I didn’t know this was the third book in a series when I requested it from Netgalley, and for a while I was confused because it felt like the continuation of a series but the recaps were so many and detailed that it also felt like a standalone giving the character her backstory.
I got frustrated with the main character outright lying to everyone around her and withholding vital information in a murder case. I have to be honest and say I didn’t like her very much. She was very egocentric.
My favourite character was Ronnie without a doubt. She is smart and I look forward to her character and role development in future books. And I liked the small town setting.
The story was good and a page turner.
James Chiltern boards the 23:50 sleeper train from London to Edinburgh with two pork pies, six beers and a packet of chocolate digestives. At 23:55 he sends a message to all 158 people in his contacts, telling them that he plans to end his life in the morning. He then switches his phone to flight mode. He’s said goodbye. To him, it’s the end of his story – and time to crack open the biscuits.But across the world, 158 phones are lighting up with a notification. Phones belonging to his mum. His sister. His ex-best friend. The woman who broke his heart. People he’s lost touch with. People he barely knows. And for them, the message is only the beginning of the journey.
Funny and wise, tender and deeply moving, Contacts is a beautiful story about the weight of loneliness, the importance of kindness – and how it’s never too late to reach out.
This is a powerful cautionary tale. James has reached the end of his emotional endurance, feeling insignificant and shunned or forgotten by his friends and family. He decides to end his life and sets off on an overnight train journey to the place he has chosen to die. En route he sends a text message to the 158 contacts on his phone, and then switches it to flight mode so that he doesn’t have to deal with any responses.
From here the story is told from the points of view of his former best friend, his ex-girlfriend, his flatmate, his sister, and his mother as they reflect on their relationships with James and where they may have failed him or done better, interspersed with James reflecting back on the pivotal moments in his life that have brought him to this point. The chapter headers show the clock ticking toward 7.30 a.m. when the train will arrive at its destination, which enhances the sense of urgency.

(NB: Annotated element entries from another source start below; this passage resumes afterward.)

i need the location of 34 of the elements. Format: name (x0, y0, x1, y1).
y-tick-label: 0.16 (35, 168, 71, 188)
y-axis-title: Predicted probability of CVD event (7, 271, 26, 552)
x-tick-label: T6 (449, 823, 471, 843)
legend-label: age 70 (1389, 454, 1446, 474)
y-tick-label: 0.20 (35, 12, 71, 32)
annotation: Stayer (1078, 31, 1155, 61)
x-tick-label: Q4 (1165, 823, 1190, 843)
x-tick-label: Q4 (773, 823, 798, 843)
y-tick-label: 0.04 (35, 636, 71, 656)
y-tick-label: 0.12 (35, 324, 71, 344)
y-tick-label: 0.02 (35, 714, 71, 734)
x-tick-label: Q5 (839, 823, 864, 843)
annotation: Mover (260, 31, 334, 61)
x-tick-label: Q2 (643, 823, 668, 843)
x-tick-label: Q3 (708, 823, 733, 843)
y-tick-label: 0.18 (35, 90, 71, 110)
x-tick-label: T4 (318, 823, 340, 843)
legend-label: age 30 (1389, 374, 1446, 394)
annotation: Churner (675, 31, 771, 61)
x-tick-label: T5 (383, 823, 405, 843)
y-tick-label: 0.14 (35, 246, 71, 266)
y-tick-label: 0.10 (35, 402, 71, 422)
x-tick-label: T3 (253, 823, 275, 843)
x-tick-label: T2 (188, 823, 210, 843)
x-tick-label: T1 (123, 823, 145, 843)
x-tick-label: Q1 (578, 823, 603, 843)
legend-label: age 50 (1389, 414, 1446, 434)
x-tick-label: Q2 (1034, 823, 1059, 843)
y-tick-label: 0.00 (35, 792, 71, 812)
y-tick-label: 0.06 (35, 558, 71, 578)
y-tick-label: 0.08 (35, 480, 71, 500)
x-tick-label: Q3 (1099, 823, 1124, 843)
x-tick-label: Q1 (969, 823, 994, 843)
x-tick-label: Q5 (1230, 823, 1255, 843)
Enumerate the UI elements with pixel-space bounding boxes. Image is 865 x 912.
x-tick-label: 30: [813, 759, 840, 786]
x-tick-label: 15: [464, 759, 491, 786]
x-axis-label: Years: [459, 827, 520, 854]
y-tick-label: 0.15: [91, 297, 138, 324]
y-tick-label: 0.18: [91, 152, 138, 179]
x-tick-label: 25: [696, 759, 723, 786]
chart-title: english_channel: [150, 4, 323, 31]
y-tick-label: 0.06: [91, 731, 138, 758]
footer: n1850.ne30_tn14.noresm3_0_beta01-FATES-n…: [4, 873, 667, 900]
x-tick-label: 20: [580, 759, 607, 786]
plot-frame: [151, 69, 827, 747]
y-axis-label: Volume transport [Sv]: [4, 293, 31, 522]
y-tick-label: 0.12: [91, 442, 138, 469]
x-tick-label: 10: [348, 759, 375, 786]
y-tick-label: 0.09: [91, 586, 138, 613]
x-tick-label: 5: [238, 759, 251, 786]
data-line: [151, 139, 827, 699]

I can honestly say there were elements to almost every point of view that I could relate to, and some hit close to home in this era of everyone being busy and how easy it is to lose touch with loved ones because we always assume there is more time. As a result I felt emotionally invested in the outcome and sat up to find out how it ended. Which is all I will say as I don’t want to give away the ending.
The afterword by the author sums it up well:
“‘Contacts’ is about the fact that, for all its dangers, the age of instant communication gives us what is basically a superpower … If only we choose to use it.”